Ответа на стук не последовало. Надя еще какое-то время стояла на лестничной площадке, с удивлением вслушивалась в непонятную тишину. Странно, в это время Оля уже сидит над раскрытым учебником, разложив на столе в строго определенном порядке остро заточенный карандаш, тетрадь для конспекта и парочку самодельных закладок.
А Оля в это время замерла с другой стороны двери. Старалась не дышать, превратилась в каменное изваяние. Не хочет она делить с подругой этот тяжелый день. Впервые за много лет дружбы они оказались такими разными. Каждая со своим интересом – домашняя тихая Надя с остывающими пирогами и взрывная Оля с конспектом пламенной речи.
После ухода подруги девочка заметалась по квартире, делая один круг за другим с кухни в свою комнату и обратно. Какая же она наивная, как Надя. Решила, что Пожарский услышит ее, и сразу все изменится как по взмаху волшебной палочки. Нет, это фантазии, надо жить в реальности, пускай неприятной и тяжелой, но это лучше, чем витать в облаках.
Она решительно накинула тонкий плащик прямо на домашнее платье, сунула ноги в туфли и бросилась на улицу. Еще есть время, она успеет спасти Кольку!
* * *
В субботу утром соседка Судорогиных, Елена Трофимовна, сладко потянулась в кровати, встала и прошлепала босиком по нагретым солнцем половицам к окну. На подоконнике в разнокалиберных горшках ее ждали нежные зеленые ростки.
Она снова, в который уже раз, улыбнулась, вспомнив, как на рынке неприметный продавец картошки сначала долго вглядывался в ее лицо, а потом вдруг охнул и прижал заскорузлые темные пальцы к грязному ватнику.
– Это вы! Как долго я вас искал! В госпитале все время, пока лежал, спрашивал ваше имя. Но никто не знал. Как тут разобраться, в бою, кто кого вынес?
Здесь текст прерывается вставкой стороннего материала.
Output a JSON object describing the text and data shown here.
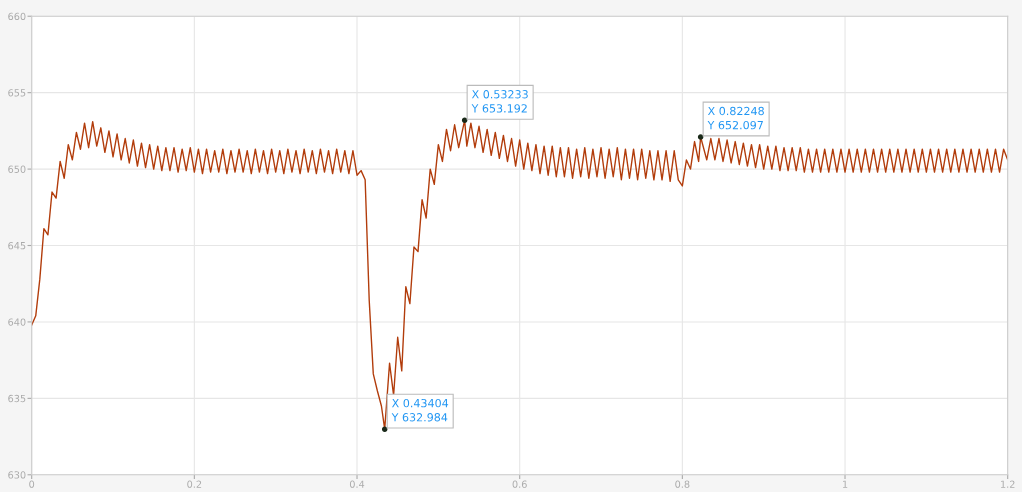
{
  "chart_data": {
    "type": "line",
    "xlim": [
      0,
      1.2
    ],
    "xticks": [
      0,
      0.2,
      0.4,
      0.6,
      0.8,
      1,
      1.2
    ],
    "ylim": [
      630,
      660
    ],
    "yticks": [
      630,
      635,
      640,
      645,
      650,
      655,
      660
    ],
    "grid": true,
    "series": [
      {
        "color": "#b23c0b",
        "x": [
          0,
          0.005,
          0.01,
          0.015,
          0.02,
          0.025,
          0.03,
          0.035,
          0.04,
          0.045,
          0.05,
          0.055,
          0.06,
          0.065,
          0.07,
          0.075,
          0.08,
          0.085,
          0.09,
          0.095,
          0.1,
          0.105,
          0.11,
          0.115,
          0.12,
          0.125,
          0.13,
          0.135,
          0.14,
          0.145,
          0.15,
          0.155,
          0.16,
          0.165,
          0.17,
          0.175,
          0.18,
          0.185,
          0.19,
          0.195,
          0.2,
          0.205,
          0.21,
          0.215,
          0.22,
          0.225,
          0.23,
          0.235,
          0.24,
          0.245,
          0.25,
          0.255,
          0.26,
          0.265,
          0.27,
          0.275,
          0.28,
          0.285,
          0.29,
          0.295,
          0.3,
          0.305,
          0.31,
          0.315,
          0.32,
          0.325,
          0.33,
          0.335,
          0.34,
          0.345,
          0.35,
          0.355,
          0.36,
          0.365,
          0.37,
          0.375,
          0.38,
          0.385,
          0.39,
          0.395,
          0.4,
          0.405,
          0.41,
          0.415,
          0.42,
          0.425,
          0.43,
          0.43404,
          0.44,
          0.445,
          0.45,
          0.455,
          0.46,
          0.465,
          0.47,
          0.475,
          0.48,
          0.485,
          0.49,
          0.495,
          0.5,
          0.505,
          0.51,
          0.515,
          0.52,
          0.525,
          0.53233,
          0.535,
          0.54,
          0.545,
          0.55,
          0.555,
          0.56,
          0.565,
          0.57,
          0.575,
          0.58,
          0.585,
          0.59,
          0.595,
          0.6,
          0.605,
          0.61,
          0.615,
          0.62,
          0.625,
          0.63,
          0.635,
          0.64,
          0.645,
          0.65,
          0.655,
          0.66,
          0.665,
          0.67,
          0.675,
          0.68,
          0.685,
          0.69,
          0.695,
          0.7,
          0.705,
          0.71,
          0.715,
          0.72,
          0.725,
          0.73,
          0.735,
          0.74,
          0.745,
          0.75,
          0.755,
          0.76,
          0.765,
          0.77,
          0.775,
          0.78,
          0.785,
          0.79,
          0.795,
          0.8,
          0.805,
          0.81,
          0.815,
          0.82,
          0.82248,
          0.83,
          0.835,
          0.84,
          0.845,
          0.85,
          0.855,
          0.86,
          0.865,
          0.87,
          0.875,
          0.88,
          0.885,
          0.89,
          0.895,
          0.9,
          0.905,
          0.91,
          0.915,
          0.92,
          0.925,
          0.93,
          0.935,
          0.94,
          0.945,
          0.95,
          0.955,
          0.96,
          0.965,
          0.97,
          0.975,
          0.98,
          0.985,
          0.99,
          0.995,
          1,
          1.005,
          1.01,
          1.015,
          1.02,
          1.025,
          1.03,
          1.035,
          1.04,
          1.045,
          1.05,
          1.055,
          1.06,
          1.065,
          1.07,
          1.075,
          1.08,
          1.085,
          1.09,
          1.095,
          1.1,
          1.105,
          1.11,
          1.115,
          1.12,
          1.125,
          1.13,
          1.135,
          1.14,
          1.145,
          1.15,
          1.155,
          1.16,
          1.165,
          1.17,
          1.175,
          1.18,
          1.185,
          1.19,
          1.195,
          1.2
        ],
        "values": [
          639.8,
          640.4,
          642.8,
          646.1,
          645.7,
          648.5,
          648.1,
          650.5,
          649.4,
          651.6,
          650.6,
          652.4,
          651.3,
          653.0,
          651.4,
          653.1,
          651.5,
          652.7,
          651.1,
          652.5,
          650.8,
          652.3,
          650.6,
          652.0,
          650.4,
          651.9,
          650.2,
          651.7,
          650.1,
          651.6,
          650.0,
          651.5,
          649.9,
          651.4,
          649.9,
          651.4,
          649.8,
          651.3,
          649.9,
          651.4,
          649.8,
          651.3,
          649.7,
          651.3,
          649.8,
          651.2,
          649.8,
          651.3,
          649.7,
          651.2,
          649.8,
          651.3,
          649.8,
          651.2,
          649.7,
          651.3,
          649.8,
          651.2,
          649.7,
          651.3,
          649.8,
          651.2,
          649.7,
          651.3,
          649.8,
          651.2,
          649.7,
          651.3,
          649.8,
          651.2,
          649.7,
          651.3,
          649.8,
          651.2,
          649.7,
          651.3,
          649.8,
          651.2,
          649.7,
          651.2,
          649.6,
          649.9,
          649.3,
          641.4,
          636.6,
          635.5,
          634.5,
          632.984,
          637.3,
          635.2,
          639.0,
          636.8,
          642.3,
          641.2,
          644.9,
          644.6,
          648.0,
          646.8,
          650.0,
          649.0,
          651.6,
          650.5,
          652.6,
          651.2,
          652.9,
          651.4,
          653.192,
          651.5,
          653.0,
          651.4,
          652.8,
          651.1,
          652.6,
          650.9,
          652.4,
          650.7,
          652.2,
          650.5,
          652.0,
          650.2,
          651.9,
          650.0,
          651.7,
          649.9,
          651.6,
          649.7,
          651.5,
          649.6,
          651.5,
          649.5,
          651.4,
          649.5,
          651.4,
          649.4,
          651.3,
          649.5,
          651.4,
          649.4,
          651.3,
          649.5,
          651.4,
          649.4,
          651.3,
          649.5,
          651.4,
          649.3,
          651.3,
          649.4,
          651.3,
          649.3,
          651.3,
          649.4,
          651.2,
          649.3,
          651.2,
          649.3,
          651.2,
          649.2,
          651.2,
          649.3,
          648.9,
          650.6,
          650.0,
          651.8,
          650.5,
          652.097,
          650.6,
          652.0,
          650.6,
          652.0,
          650.5,
          651.9,
          650.4,
          651.8,
          650.3,
          651.7,
          650.2,
          651.6,
          650.1,
          651.6,
          650.0,
          651.5,
          650.0,
          651.5,
          649.9,
          651.4,
          649.9,
          651.4,
          649.9,
          651.4,
          649.8,
          651.3,
          649.8,
          651.3,
          649.8,
          651.3,
          649.8,
          651.3,
          649.8,
          651.3,
          649.8,
          651.3,
          649.8,
          651.3,
          649.8,
          651.3,
          649.8,
          651.3,
          649.8,
          651.3,
          649.8,
          651.3,
          649.8,
          651.3,
          649.8,
          651.3,
          649.8,
          651.3,
          649.8,
          651.3,
          649.8,
          651.3,
          649.8,
          651.3,
          649.8,
          651.3,
          649.8,
          651.3,
          649.8,
          651.3,
          649.8,
          651.3,
          649.8,
          651.3,
          649.8,
          651.3,
          649.8,
          651.3,
          649.8,
          651.3,
          650.6
        ]
      }
    ],
    "annotations": [
      {
        "text": "X 0.43404\nY 632.984",
        "x": 0.43404,
        "y": 632.984
      },
      {
        "text": "X 0.53233\nY 653.192",
        "x": 0.53233,
        "y": 653.192
      },
      {
        "text": "X 0.82248\nY 652.097",
        "x": 0.82248,
        "y": 652.097
      }
    ]
  }
}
А я вас запомнил, запомнил! Вы меня вытащили на себе под пулями. Навсегда запомнил!
Елена Трофимовна внимательно всматривалась в широкое лицо мужчины и никак не могла узнать его. Да и разве упомнишь в таком-то аду! Нет, кое-кого она, конечно, запоминала – по голосам, по стону, когда ей, хрупкой медсестре, приходилось тащить раненого с поля боя. И вдруг словно молния сверкнула перед глазами.
– Митя?! Ты?
Довольный, что его наконец-то узнали, мужик расхохотался, ловко перешагнул деревянным протезом через ведра с овощами и крепко стиснул свою спасительницу в объятиях.
– Узнала, узнала. Митя я, правильно, Митя. Подо Ржевом, помнишь? Живой я остался, живой, сестричка!
Люди вокруг плакали и вздыхали, наблюдая за их встречей. А он, задыхаясь от радости, все сильнее сжимал ее тоненькие плечи и только приговаривал:
– Спасибо тебе, сестричка, спасибо… Живой я, живой…
Долго, со слезами на глазах, стояли они друг против друга. А когда ликование от первых минут встречи утихло, Митя вручил ей ведро картошки и два кулька с семенами:
– Держи, посадишь дома, на подоконнике, свои помидорки будут. Сорт специальный, махонькие и сладкие. Будешь есть и меня вспоминать. Я ведь теперь каждый день смотрю на жену, на ребятишек и про тебя думаю. Вынесла ведь, живой я!..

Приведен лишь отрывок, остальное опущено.